During 2020, the project team will aim to install 90 bespoke monopile foundations and transition pieces, along with two offshore substation platforms (OSPs) and their foundations, as well as over 600 kilometres of sub-sea export and array cables.
The vessel fleet that will carry out the installation has already begun to mobilise and will look to install the first foundations as soon as the weather conditions are favourable.
A fleet of vessels, many operating out of Grimsby’s Royal Dock, will support the construction of the wind farm. The offshore fleet will be dominated during 2020 by the 183 metre long installation vessel Seaway Strashnov, as well as the Service Operation Vessel (SOV) ‘Esvagt Froude. In 2021, the focus of construction will shift to the installation and energisation of the 9.5MW turbines, with Triton Knoll anticipating the first electricity to flow from the wind farm into the UK National Grid later that year.

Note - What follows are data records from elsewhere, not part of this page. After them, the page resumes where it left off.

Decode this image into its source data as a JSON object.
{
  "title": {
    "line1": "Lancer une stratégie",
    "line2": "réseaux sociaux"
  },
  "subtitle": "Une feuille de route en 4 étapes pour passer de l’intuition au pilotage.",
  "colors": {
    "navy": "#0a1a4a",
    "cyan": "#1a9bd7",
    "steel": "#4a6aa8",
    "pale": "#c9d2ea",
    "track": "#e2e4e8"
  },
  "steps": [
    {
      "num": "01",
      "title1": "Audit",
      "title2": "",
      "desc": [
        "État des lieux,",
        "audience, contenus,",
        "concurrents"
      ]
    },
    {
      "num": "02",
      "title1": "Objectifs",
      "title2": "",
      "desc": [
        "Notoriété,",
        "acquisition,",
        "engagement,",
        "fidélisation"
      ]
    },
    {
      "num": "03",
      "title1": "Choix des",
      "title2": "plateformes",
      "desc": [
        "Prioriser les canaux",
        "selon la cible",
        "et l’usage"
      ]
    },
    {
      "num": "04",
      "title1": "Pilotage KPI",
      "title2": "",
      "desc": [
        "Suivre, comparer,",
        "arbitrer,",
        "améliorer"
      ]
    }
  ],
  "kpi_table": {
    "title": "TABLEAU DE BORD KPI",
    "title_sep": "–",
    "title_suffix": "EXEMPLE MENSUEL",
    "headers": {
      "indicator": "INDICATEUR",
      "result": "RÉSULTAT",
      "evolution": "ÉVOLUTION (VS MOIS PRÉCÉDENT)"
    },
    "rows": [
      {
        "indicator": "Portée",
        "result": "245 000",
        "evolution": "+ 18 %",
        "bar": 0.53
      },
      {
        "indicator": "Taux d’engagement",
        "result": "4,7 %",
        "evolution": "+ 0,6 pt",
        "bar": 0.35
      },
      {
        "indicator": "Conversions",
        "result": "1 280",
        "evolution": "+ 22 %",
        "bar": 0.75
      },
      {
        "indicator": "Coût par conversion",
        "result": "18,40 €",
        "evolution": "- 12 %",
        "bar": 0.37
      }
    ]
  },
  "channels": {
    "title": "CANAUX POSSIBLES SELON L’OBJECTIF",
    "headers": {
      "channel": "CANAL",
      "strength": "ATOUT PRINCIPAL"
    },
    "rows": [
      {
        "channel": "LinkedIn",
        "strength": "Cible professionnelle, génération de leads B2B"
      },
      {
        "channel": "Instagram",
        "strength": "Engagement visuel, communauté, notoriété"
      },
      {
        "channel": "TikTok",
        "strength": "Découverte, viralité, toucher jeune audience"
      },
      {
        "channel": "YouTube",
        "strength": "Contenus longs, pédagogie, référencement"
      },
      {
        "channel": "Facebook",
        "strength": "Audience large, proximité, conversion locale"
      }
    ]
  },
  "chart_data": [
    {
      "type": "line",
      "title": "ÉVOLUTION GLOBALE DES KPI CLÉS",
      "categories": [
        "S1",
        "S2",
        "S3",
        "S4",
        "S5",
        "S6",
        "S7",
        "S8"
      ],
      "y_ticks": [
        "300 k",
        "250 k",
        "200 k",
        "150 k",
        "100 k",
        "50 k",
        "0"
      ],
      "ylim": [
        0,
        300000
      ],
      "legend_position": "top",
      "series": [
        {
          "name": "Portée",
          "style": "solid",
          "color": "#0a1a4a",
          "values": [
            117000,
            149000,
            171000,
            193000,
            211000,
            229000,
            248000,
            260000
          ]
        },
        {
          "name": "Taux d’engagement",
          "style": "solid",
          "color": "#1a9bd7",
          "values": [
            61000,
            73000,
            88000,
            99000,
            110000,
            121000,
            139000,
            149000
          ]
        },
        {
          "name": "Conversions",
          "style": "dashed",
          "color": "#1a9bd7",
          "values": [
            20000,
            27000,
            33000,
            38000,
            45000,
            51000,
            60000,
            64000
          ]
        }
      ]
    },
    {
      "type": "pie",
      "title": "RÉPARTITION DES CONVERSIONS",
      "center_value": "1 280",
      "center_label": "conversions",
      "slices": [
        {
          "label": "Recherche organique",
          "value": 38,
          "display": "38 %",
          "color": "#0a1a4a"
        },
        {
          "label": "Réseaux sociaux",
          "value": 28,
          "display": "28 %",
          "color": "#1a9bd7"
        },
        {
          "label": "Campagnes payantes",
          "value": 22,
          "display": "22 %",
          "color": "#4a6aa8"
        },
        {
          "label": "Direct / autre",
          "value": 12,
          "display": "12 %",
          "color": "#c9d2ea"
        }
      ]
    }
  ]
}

Triton Knoll Offshore Wind Farm is a 857MW offshore wind farm, located over 32 kilometres off the Lincolnshire coast, with a turbine array that covers an area of 145 square kilometres. innogy is a 59% owner of Triton Knoll Offshore Wind Farm along with J-Power (25%) and Kansai Electric Power (16%). innogy is also managing the wind farm’s construction and long term operation and maintenance works, on behalf of its project partners.